Phil loved watches. When he died I think there were at least ten assorted time pieces stored in various places around the house. Several work watches were stored inside his nightstand, four more called his sports cabinet in the garage home, and he stashed his 'nice' watches inside his top dresser drawer. He rarely left the house without a watch strapped to his wrist, and he was gifted with an uncanny ability to guess the exact time of day without consulting his wrist.
Today I was cleaning in my room and found four of Phil's treasured possessions tucked inside my top dresser drawer. I picked them up one at a time and stared at each blank face. None of the small round screens showed the time. Looking from one blank face to the next, I stared at the shell of something that was once useful...sort of like a body after the soul has gone. I remember tucking these watches into my drawer, uncertain where to put them and unwilling to have them too far from my reach. And here I am again deciding what to do with the things I have left.

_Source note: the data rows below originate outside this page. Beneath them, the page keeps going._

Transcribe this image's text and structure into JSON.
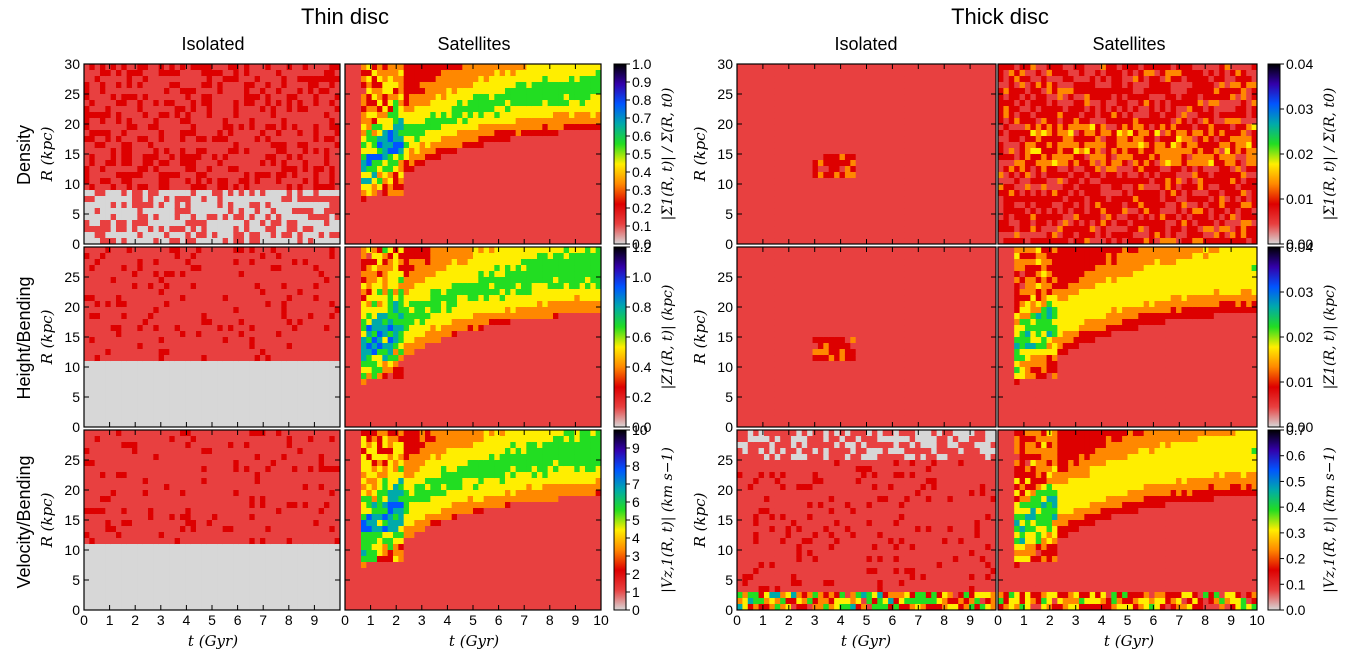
{
  "chart_data": {
    "type": "heatmap",
    "figure_groups": [
      {
        "id": "thin",
        "title": "Thin disc",
        "columns": [
          "Isolated",
          "Satellites"
        ]
      },
      {
        "id": "thick",
        "title": "Thick disc",
        "columns": [
          "Isolated",
          "Satellites"
        ]
      }
    ],
    "row_labels": [
      "Density",
      "Height/Bending",
      "Velocity/Bending"
    ],
    "xlabel": "t (Gyr)",
    "ylabel": "R (kpc)",
    "xlim": [
      0,
      10
    ],
    "ylim": [
      0,
      30
    ],
    "x_ticks": [
      "0",
      "1",
      "2",
      "3",
      "4",
      "5",
      "6",
      "7",
      "8",
      "9",
      "10"
    ],
    "x_ticks_first_panel": [
      "0",
      "1",
      "2",
      "3",
      "4",
      "5",
      "6",
      "7",
      "8",
      "9"
    ],
    "y_ticks_top": [
      "0",
      "5",
      "10",
      "15",
      "20",
      "25",
      "30"
    ],
    "y_ticks_other": [
      "0",
      "5",
      "10",
      "15",
      "20",
      "25"
    ],
    "colormap": [
      "#d7d7d7",
      "#e84040",
      "#dd0000",
      "#ff8800",
      "#ffee00",
      "#22dd22",
      "#00aaaa",
      "#0055ff",
      "#3300aa",
      "#000000"
    ],
    "colorbars": {
      "thin": [
        {
          "label": "|Σ1(R, t)| / Σ(R, t0)",
          "ticks": [
            "0.0",
            "0.1",
            "0.2",
            "0.3",
            "0.4",
            "0.5",
            "0.6",
            "0.7",
            "0.8",
            "0.9",
            "1.0"
          ],
          "vmin": 0.0,
          "vmax": 1.0
        },
        {
          "label": "|Z1(R, t)| (kpc)",
          "ticks": [
            "0.0",
            "0.2",
            "0.4",
            "0.6",
            "0.8",
            "1.0",
            "1.2"
          ],
          "vmin": 0.0,
          "vmax": 1.2
        },
        {
          "label": "|Vz,1(R, t)| (km s−1)",
          "ticks": [
            "0",
            "1",
            "2",
            "3",
            "4",
            "5",
            "6",
            "7",
            "8",
            "9",
            "10"
          ],
          "vmin": 0,
          "vmax": 10
        }
      ],
      "thick": [
        {
          "label": "|Σ1(R, t)| / Σ(R, t0)",
          "ticks": [
            "0.00",
            "0.01",
            "0.02",
            "0.03",
            "0.04"
          ],
          "vmin": 0.0,
          "vmax": 0.04
        },
        {
          "label": "|Z1(R, t)| (kpc)",
          "ticks": [
            "0.00",
            "0.01",
            "0.02",
            "0.03",
            "0.04"
          ],
          "vmin": 0.0,
          "vmax": 0.04
        },
        {
          "label": "|Vz,1(R, t)| (km s−1)",
          "ticks": [
            "0.0",
            "0.1",
            "0.2",
            "0.3",
            "0.4",
            "0.5",
            "0.6",
            "0.7"
          ],
          "vmin": 0.0,
          "vmax": 0.7
        }
      ]
    }
  }
}
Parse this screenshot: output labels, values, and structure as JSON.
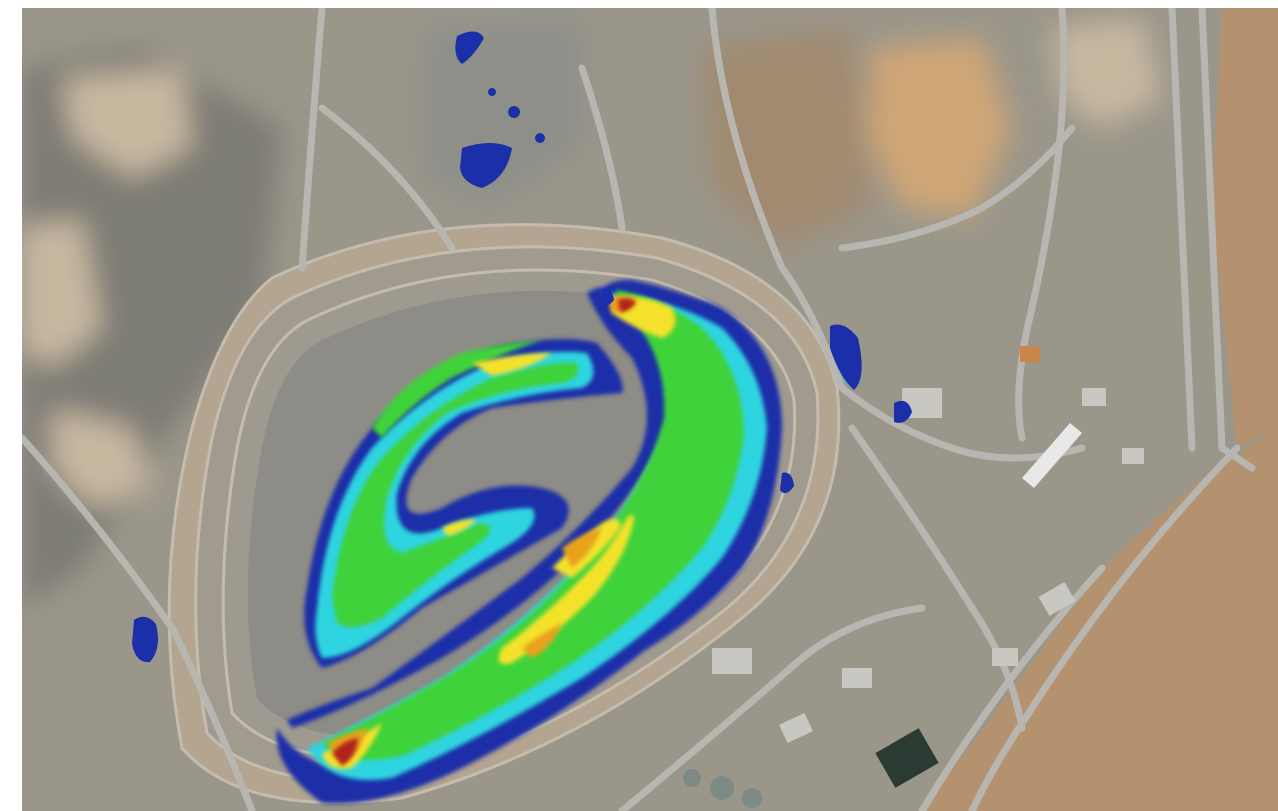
{
  "map": {
    "heading": "",
    "imagery": "aerial-satellite",
    "overlay": "heat-map",
    "colors": {
      "terrain": "#9a968a",
      "terrain_light": "#c8b8a0",
      "desert": "#b49270",
      "road": "#b8b6b0",
      "pit_floor": "#8e8c86",
      "heat_low": "#1a2fa8",
      "heat_cyan": "#2fd4e0",
      "heat_green": "#3fd23a",
      "heat_yellow": "#f4e22a",
      "heat_orange": "#e8a21c",
      "heat_high": "#b0221a"
    }
  }
}
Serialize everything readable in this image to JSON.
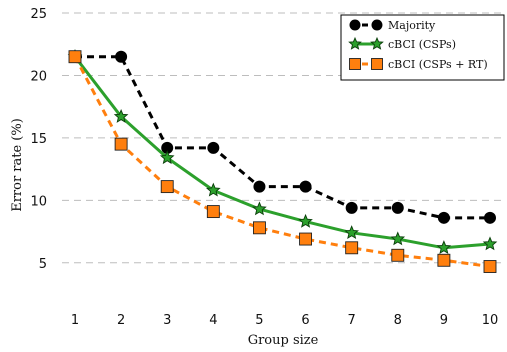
{
  "chart_data": {
    "type": "line",
    "title": "",
    "xlabel": "Group size",
    "ylabel": "Error rate (%)",
    "x": [
      1,
      2,
      3,
      4,
      5,
      6,
      7,
      8,
      9,
      10
    ],
    "xlim": [
      1,
      10
    ],
    "ylim": [
      2.5,
      25
    ],
    "yticks": [
      5,
      10,
      15,
      20,
      25
    ],
    "grid": "horizontal-dashed",
    "legend_position": "top-right",
    "series": [
      {
        "name": "Majority",
        "values": [
          21.5,
          21.5,
          14.2,
          14.2,
          11.1,
          11.1,
          9.4,
          9.4,
          8.6,
          8.6
        ],
        "color": "#000000",
        "line": "dashed",
        "marker": "circle"
      },
      {
        "name": "cBCI (CSPs)",
        "values": [
          21.5,
          16.7,
          13.4,
          10.8,
          9.3,
          8.3,
          7.4,
          6.9,
          6.2,
          6.5
        ],
        "color": "#2ca02c",
        "line": "solid",
        "marker": "star"
      },
      {
        "name": "cBCI (CSPs + RT)",
        "values": [
          21.5,
          14.5,
          11.1,
          9.1,
          7.8,
          6.9,
          6.2,
          5.6,
          5.2,
          4.7
        ],
        "color": "#ff7f0e",
        "line": "dashed",
        "marker": "square"
      }
    ]
  }
}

Turning over one of the watches I noticed a build up of sweat from the many workouts timed by Phil throughout the years. My heart caught when I looked at the physical proof of my dead husband's existence. Living without his physical presence for so long has dulled my recollection of him as a real human. He lives in my mind as a cross between a friendly Casper type ghost, and the sharp memory of another lifetime. Viewing the evidence that he really did live here not that long ago made me slightly nauseous. Facing the physical proof means facing the subsequent tragic loss. Facing the loss means testing the emotional waters. Testing the emotional waters forces me to wade into the pool of despair and discover whether or not I have learned to swim.
So what did I do? I took the watches out of my drawer. I ran my fingers over each wrist band. I marveled at how he managed to actually use each of these time pieces; recalling the many occasions that I saw him mark time with one or the other. Then I laid them on my arm, and waited. The nauseous feeling faded, and was replaced by sadness. As I looked into each blank face, I realized that Phil wasn't there. His things have become things again, empty without his vitality to light up the face.
Perhaps I will stop looking for him in his clothes, his shoes, his hats, his watches, or even crossing the occasional street. The only place I know he can reliably be found is inside the hearts of the people who love him.